Entscheidungsstichwort (Thema)
Asylbewerberleistung. Analogleistung. Hilfe zum Lebensunterhalt. Leistungsausschluss für Auszubildende. Vorliegen eines besonderen Härtefalles. Ungleichbehandlung mit Leistungsberechtigten nach dem SGB 2. sachliche Rechtfertigung
Leitsatz (amtlich)
Zum Ausschluss sog Analogleistungen nach § 2 Abs 1 AsylbLG iVm §§ 27ff SGB XII während einer dem Grunde nach förderungsfähigen Ausbildung.
Orientierungssatz
1. Zum unbestimmten Rechtsbegriff des "besonderen Härtefalles" in § 22 Abs 1 S 2 SGB 12.
2. Eine Ungleichbehandlung der nach § 2 AsylbLG anspruchsberechtigten Asylbewerber im Verhältnis zu den nach dem SGB 2 dem Grunde nach Leistungsberechtigten dürfte bereits in den unterschiedlichen Zwecken des AsylbLG einerseits sowie des SGB 2 andererseits eine hinreichende Rechtfertigung finden.
Normenkette
AsylbLG § 2 Abs. 1, § 1 Abs. 1 Nr. 1; SGB XII § 22 Abs. 1 Sätze 1-2, Abs. 2 Nrn. 1-3, §§ 27, 82 Abs. 2-3; SGB II § 7 Abs. 5, § 27 Abs. 4 S. 1; SGB III §§ 51, 57-58, 60, 62 Abs. 1; BAföG § 2 Abs. 1a, § 10 Abs. 3; BaföG § 12 Abs. 1 Nr. 1; BeschV § 32 Abs. 5 Nr. 2; GG Art. 3 Abs. 1; 9. Gesetz zur Änderung des SGB II Art. 3 Abs. 8; 9. Gesetz zur Änderung des SGB II Art. 3 Abs. 9; SGG § 73a Abs. 1 S. 1, § 86b Abs. 2 S. 2; ZPO § 119 Abs. 1 S. 2, §§ 114-115
Tenor
Auf die Beschwerde des Antragsgegners wird der Beschluss des Sozialgerichts Schleswig vom 14. August 2017 aufgehoben. Der Antrag auf Erlass einer einstweiligen Anordnung wird abgelehnt.
Außergerichtliche Kosten des Antragstellers sind für beide Rechtszüge nicht zu erstatten.
Dem Antragsteller wird für das Beschwerdeverfahren ab Antragstellung Prozesskostenhilfe ohne Ratenzahlung unter Beiordnung von Rechtsanwalt … bewilligt.
Gründe
I.
Der Antragsteller begehrt vom Antragsgegner Leistungen nach § 2 Abs. 1 Asylbewerberleistungsgesetz (AsylbLG) i.V.m. den §§ 27 ff. Sozialgesetzbuch, Zwölftes Buch (SGB XII).

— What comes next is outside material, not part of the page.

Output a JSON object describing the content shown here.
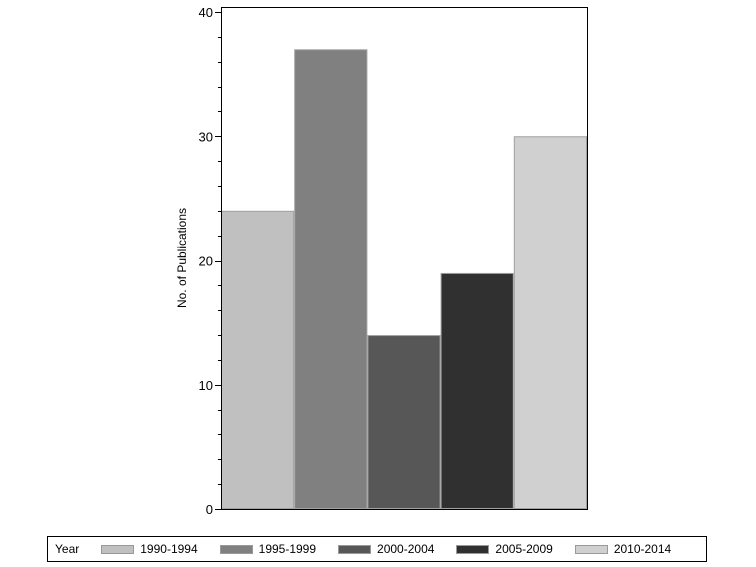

Der am …1984 geborene Antragsteller irakischer Staatsangehörigkeit reiste am 7. August 2015 in die Bundesrepublik Deutschland ein und beantragte Asyl. Ihm wurde eine Aufenthaltsgestattung zur Durchführung des Asylverfahrens ausgestellt.
Der Antragsgegner gewährte dem Antragsteller zunächst Leistungen nach § 3 AsylbLG sowie mit Bescheiden vom 20. und 26. Dezember 2016 ab dem 1. November 2016 sog. Analogleistungen nach § 2 Abs. 1 AsylbLG, zuletzt mit Bescheid vom 10. Mai 2017 in Höhe von 625,69 Euro unter Berücksichtigung eines Regelbedarfs in Höhe von 409,00 Euro (abzüglich Stromkosten in Höhe von 13,31 Euro) sowie eines Unterkunftsbedarfs in Höhe von 190,00 Euro zuzüglich Heizkosten in Höhe von 40,00 Euro.
Nachdem der Antragsteller dem Antragsgegner am 10. Mai 2017 einen auf den 4. Mai 2011 datierten Berufsausbildungsvertrag vorgelegt hatte, der eine Ausbildung zum Koch ab dem 1. August 2017 im Café und Restaurant “D…„ in W... mit einer Ausbildungsvergütung in Höhe von 560,00 Euro brutto im ersten Lehrjahr vorlegte, teilte der Antragsgegner dem Antragsteller mit Bescheid vom 4. Juli 2017 mit, dass Leistungen nach dem AsylbLG zum Ablauf des 31. Juli 2017 entfielen, da die Voraussetzungen nach § 1 Abs. 1 AsylbLG nicht mehr vorlägen.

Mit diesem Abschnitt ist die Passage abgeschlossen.